Anti-vascular endothelial growth factor polylactic acid-polyethylene glycol-poly-L-Lys/gadolinium-diethylenetriamine pentaacetic acid nanoparticles

Excerpt

Magnetic resonance imaging (MRI) maps information about tissues spatially and functionally. Protons (hydrogen nuclei) are widely used to create images because of their abundance in water molecules, which comprise >80% of most soft tissues. The contrast of proton MRI images depends mainly on the density of nuclear proton spins, the relaxation times of the nuclear magnetization (T1, longitudinal; T2, transverse), the magnetic environment of the tissues, and the blood flow to the tissues. However, insufficient contrast between normal and diseased tissues requires the use of contrast agents. Most contrast agents affect the T1 and T2 relaxation times of the surrounding nuclei, mainly the protons of water. T2* is the spin–spin relaxation time composed of variations from molecular interactions and intrinsic magnetic heterogeneities of tissues in the magnetic field (1). Cross-linked iron oxide and other iron oxide formulations affect T2 primarily and lead to a decreased signal. On the other hand, paramagnetic T1 agents such as gadolinium (Gd³⁺) and manganese (Mn²⁺) accelerate T1 relaxation and lead to brighter contrast images.

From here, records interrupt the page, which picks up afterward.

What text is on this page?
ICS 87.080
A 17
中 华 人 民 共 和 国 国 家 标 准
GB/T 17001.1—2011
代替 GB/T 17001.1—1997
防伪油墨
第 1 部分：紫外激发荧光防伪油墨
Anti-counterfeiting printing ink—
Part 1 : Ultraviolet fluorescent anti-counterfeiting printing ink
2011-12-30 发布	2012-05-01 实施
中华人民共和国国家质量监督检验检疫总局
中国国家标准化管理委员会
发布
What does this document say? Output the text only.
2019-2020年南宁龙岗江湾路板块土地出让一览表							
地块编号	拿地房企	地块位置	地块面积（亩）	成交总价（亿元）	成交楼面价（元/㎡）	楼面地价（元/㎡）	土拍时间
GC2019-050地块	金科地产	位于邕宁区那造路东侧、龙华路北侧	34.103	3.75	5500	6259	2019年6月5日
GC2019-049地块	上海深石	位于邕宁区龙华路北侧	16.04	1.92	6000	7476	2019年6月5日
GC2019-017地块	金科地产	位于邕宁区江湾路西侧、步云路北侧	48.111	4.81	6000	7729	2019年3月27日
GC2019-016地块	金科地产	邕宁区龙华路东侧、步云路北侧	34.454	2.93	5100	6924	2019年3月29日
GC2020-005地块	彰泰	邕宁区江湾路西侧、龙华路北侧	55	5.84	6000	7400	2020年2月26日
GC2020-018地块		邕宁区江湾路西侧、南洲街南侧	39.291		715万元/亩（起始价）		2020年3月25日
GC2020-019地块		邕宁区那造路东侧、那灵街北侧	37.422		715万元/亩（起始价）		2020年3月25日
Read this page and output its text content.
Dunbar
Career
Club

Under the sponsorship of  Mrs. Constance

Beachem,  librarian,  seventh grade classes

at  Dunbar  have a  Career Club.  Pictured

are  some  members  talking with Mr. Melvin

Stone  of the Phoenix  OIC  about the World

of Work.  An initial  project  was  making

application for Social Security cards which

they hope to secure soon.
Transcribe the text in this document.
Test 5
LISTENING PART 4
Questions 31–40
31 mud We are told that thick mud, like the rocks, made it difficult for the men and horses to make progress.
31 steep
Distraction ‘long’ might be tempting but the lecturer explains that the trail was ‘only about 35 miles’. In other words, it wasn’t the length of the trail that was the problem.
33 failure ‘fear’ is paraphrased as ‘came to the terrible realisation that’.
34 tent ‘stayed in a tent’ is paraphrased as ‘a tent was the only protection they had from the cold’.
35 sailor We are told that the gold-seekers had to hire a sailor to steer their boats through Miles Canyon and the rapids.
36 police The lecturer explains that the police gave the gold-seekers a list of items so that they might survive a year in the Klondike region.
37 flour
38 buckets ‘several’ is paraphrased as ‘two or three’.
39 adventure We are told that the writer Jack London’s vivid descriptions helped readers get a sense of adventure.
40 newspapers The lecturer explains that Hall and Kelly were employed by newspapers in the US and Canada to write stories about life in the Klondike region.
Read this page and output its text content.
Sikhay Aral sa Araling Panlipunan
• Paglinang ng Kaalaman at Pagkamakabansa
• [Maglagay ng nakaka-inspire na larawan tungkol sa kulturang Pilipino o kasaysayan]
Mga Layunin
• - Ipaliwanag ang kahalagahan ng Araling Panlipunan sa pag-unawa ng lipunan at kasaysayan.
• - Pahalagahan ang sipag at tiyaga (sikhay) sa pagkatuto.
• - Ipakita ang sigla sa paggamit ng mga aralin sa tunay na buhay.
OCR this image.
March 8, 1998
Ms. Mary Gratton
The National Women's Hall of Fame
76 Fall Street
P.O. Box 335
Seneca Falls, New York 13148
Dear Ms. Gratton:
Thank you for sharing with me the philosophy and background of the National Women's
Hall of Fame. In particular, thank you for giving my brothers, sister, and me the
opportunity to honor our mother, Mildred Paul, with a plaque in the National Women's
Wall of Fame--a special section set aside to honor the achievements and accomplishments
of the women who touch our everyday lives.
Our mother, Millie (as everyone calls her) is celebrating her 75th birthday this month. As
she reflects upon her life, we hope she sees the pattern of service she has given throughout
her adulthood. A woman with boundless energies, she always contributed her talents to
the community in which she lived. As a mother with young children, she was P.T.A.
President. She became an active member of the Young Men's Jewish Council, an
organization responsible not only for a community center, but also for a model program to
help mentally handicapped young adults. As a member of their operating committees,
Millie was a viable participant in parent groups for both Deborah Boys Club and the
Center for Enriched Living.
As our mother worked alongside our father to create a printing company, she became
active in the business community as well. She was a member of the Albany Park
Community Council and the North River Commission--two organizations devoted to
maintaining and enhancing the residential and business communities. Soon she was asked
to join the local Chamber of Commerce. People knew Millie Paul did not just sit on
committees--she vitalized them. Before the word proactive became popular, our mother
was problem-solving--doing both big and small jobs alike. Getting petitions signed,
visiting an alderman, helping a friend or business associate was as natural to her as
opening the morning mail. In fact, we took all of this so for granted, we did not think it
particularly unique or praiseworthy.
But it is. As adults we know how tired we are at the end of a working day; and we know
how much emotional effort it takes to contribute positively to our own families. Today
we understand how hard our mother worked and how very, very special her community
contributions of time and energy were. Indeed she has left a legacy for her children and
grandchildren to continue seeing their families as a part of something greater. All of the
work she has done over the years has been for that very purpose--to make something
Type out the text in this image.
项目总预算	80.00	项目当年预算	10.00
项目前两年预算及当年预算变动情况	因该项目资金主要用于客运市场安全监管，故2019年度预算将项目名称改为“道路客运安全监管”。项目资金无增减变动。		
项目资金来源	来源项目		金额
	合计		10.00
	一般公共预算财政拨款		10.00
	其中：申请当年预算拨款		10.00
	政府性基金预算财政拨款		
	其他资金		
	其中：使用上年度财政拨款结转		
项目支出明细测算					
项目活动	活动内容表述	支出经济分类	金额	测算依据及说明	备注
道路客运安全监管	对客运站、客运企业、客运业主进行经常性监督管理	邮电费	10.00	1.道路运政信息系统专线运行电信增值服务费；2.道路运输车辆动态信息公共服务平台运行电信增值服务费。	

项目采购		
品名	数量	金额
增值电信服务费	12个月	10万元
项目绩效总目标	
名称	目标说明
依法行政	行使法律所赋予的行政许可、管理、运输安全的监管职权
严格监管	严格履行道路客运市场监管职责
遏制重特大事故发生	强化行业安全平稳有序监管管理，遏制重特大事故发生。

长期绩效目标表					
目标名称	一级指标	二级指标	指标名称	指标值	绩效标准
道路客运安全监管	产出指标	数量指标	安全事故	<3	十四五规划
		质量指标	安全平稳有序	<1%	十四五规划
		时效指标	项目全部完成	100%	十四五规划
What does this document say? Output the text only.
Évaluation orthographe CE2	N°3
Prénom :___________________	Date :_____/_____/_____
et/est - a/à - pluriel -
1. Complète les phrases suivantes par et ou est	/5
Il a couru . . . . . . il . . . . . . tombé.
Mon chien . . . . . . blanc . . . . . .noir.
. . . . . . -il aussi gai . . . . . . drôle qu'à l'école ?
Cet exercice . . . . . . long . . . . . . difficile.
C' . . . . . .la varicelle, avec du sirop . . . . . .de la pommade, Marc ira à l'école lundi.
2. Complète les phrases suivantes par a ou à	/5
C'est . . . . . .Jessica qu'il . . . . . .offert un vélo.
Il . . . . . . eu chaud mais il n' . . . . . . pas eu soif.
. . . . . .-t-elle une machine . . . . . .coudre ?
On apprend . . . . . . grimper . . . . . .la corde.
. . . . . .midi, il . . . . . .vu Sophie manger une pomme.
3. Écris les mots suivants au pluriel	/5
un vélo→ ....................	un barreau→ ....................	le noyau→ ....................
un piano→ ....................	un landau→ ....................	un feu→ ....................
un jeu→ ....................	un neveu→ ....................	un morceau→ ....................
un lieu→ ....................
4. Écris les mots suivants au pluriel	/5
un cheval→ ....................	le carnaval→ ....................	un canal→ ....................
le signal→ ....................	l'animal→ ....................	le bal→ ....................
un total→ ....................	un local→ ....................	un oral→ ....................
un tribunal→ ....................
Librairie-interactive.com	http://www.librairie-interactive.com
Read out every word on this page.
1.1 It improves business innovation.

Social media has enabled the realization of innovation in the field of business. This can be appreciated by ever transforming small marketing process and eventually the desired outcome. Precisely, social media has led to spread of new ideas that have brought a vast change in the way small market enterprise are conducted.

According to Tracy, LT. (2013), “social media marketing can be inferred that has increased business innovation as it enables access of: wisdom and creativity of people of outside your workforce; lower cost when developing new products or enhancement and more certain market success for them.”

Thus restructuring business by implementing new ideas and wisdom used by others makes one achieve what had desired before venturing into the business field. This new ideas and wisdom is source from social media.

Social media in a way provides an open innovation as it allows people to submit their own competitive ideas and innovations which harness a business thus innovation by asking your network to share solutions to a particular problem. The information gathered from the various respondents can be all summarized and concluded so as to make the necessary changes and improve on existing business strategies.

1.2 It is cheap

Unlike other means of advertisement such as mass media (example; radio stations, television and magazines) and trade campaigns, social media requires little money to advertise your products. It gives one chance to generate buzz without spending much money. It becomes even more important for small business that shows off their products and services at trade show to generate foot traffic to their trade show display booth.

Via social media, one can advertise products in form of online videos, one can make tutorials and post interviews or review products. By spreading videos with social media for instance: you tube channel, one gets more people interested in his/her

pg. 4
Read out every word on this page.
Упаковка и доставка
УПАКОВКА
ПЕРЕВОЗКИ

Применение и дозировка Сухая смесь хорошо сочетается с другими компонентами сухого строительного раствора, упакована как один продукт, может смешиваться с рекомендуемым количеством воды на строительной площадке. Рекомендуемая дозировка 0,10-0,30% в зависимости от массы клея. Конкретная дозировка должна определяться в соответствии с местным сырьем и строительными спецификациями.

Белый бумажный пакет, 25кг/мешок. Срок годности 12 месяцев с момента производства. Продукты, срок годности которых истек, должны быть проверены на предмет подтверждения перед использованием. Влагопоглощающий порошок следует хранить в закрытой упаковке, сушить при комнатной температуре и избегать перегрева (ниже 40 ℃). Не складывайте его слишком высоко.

Vascular endothelial growth factor (VEGF) consists of at least six isoforms of various numbers of amino acids (121, 145, 165, 183, 189, and 206 amino acids) produced through alternative splicing (2). VEGF₁₂₁, VEGF₁₆₅, and VEGF₁₈₉ are the forms secreted by most cell types and are active as homodimers linked by disulfide bonds. VEGF₁₂₁ does not bind to heparin like the other VEGF species (3). VEGF is a potent angiogenic factor that induces proliferation, sprouting, migration, and tube formation of endothelial cells. There are three high-affinity tyrosine kinase VEGF receptors (VEGFR-1, Flt-1; VEGFR-2, KDR/Flt-1; and VEGFR-3, Flt-4) on endothelial cells. Several types of non-endothelial cells such as hematopoietic stem cells, melanoma cells, monocytes, osteoblasts, and pancreatic β cells also express VEGF receptors (2).

VEGF is overexpressed in various tumor cells and tumor-associated endothelial cells (4). Inhibition of VEGF receptor function has been shown to inhibit pathological angiogenesis as well as tumor growth and metastasis (5, 6). Radiolabeled VEGF has been developed as a single-photon emission computed tomography tracer for imaging solid tumors and angiogenesis in humans (7-9). However, several studies have shown that cancer treatments (photodynamic therapy, radiotherapy, and chemotherapy) can lead to increased tumor VEGF expression and subsequently to more aggressive disease. Therefore, it is important to measure VEGF levels in the tumors for designing better anti-cancer treatment protocols. Bevacizumab is a humanized antibody against VEGF-A. It binds to all VEGF isoforms. Bevacizumab is approved for clinical use in metastatic colon carcinoma and non-small cell lung cancer. Nagengast et al. (10) prepared ⁸⁹Zr-N-succinyldesferrioxamine-bevacizumab (⁸⁹Zr-bevacizumab) for imaging VEGF expression in nude mice bearing SKOV-3 human ovarian tumor xenografts.

VEGF has been demonstrated to be overexpressed in hepatocellular carcinoma (HCC) compared with normal tissue, even in early stages of HCC (11). Liu et al. (12) used polylactic acid-polyethylene glycol-poly-L-Lys as a multifunctional encapsulating agent composed of gadolinium-diethylenetriamine pentaacetic acid (Gd-DTPA) and anti-VEGF monoclonal antibody (anti-VEGF PLA-PEG-PLL-DTPA-Gd NPs) for use in MRI to target VEGF expression in HCC.